Os professores dizem que não desistem dos alunos e que são felizes dentro de uma sala de aula. Mas hoje, dar uma aula a uma turma «não é fácil. É tentar fazer o pino para que os alunos aprendam qualquer coisa». Este é o retrato do dia a dia numa sala de aula que a professora de Matemática do 5.º e 6.º ano (2.º ciclo) Helena Mendes desenha ao SOL.
Com alunos na mesma turma com vários graus de aprendizagem e de dificuldades, com alguns que já chumbaram de ano, torna-se «muito difícil» a ginástica que os professores têm de fazer entre dedicar o seu tempo aos alunos com menos conhecimentos e conseguir cumprir o programa da disciplina.

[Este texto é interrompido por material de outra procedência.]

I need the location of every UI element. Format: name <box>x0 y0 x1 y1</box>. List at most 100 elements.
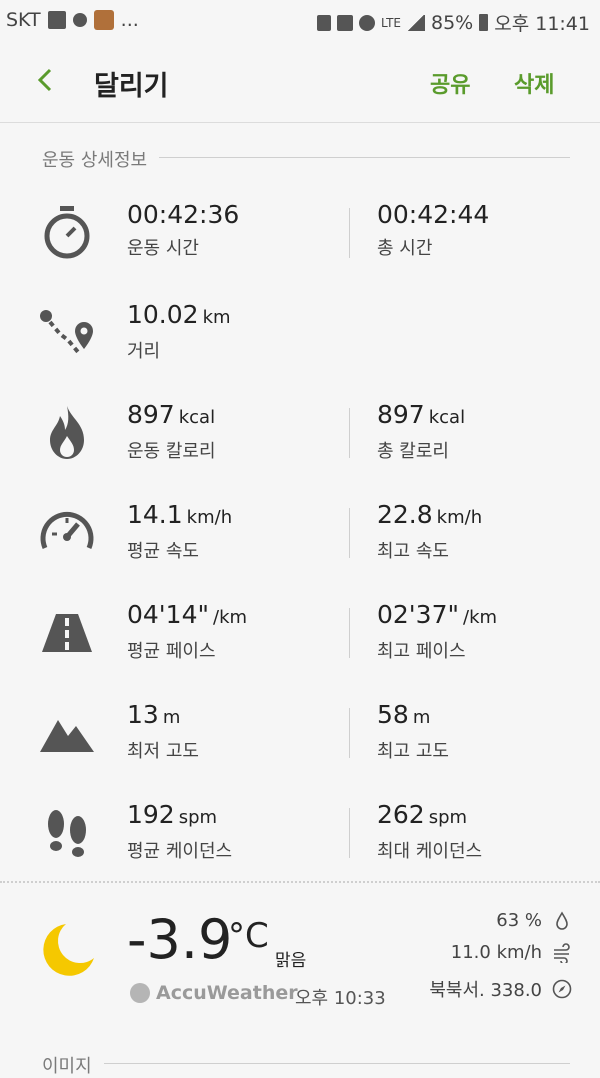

A dificuldade é partilhada por vários professores de diversas disciplinas e anos de escolaridade. É o caso de Rui Cardoso, professor do 4.º ano de escolaridade que diz ter uma rotina «surreal» que implica planificar todos os dias a mesma aula de «forma diferenciada». É que Rui Cardoso ensina alunos que chegaram ao 4.º ano e «não compreendem nada do que leem» numa turma que tem a dificuldade acrescida de ter alunos com necessidades educativas especiais (NEE).
São estes alunos que ocupam a maior parte do tempo dos professores na sala de aula. «Em 90 minutos de aula, mais de 30 minutos são dedicados a estes alunos», diz Helena Mendes, que frisa que ainda assim esse tempo «não é suficiente porque o grau de dificuldade dos alunos é grande».
Também Rui Cardoso refere que «dois terços das 25 horas semanais de aulas são dedicados apenas aos alunos com dificuldades». Mas, continua Helena Mendes, «se não dedicar esse tempo aos alunos com mais dificuldades a aula deixa de fazer sentido» até porque «em Matemática a matéria é dada em escada».
As diferentes estratégias
Na gestão de tempo há professores que acabam por chegar a uma encruzilhada: ou continuam a apoiar os alunos ou avançam na matéria para cumprir os programas, que dizem ser «exten-
sos» e não prejudicar os melhores.
«Há alturas em que sei que dois ou três alunos não têm a matéria consolidada, mas tenho de prosseguir porque comprometo o resto da turma», confessa Helena Mendes.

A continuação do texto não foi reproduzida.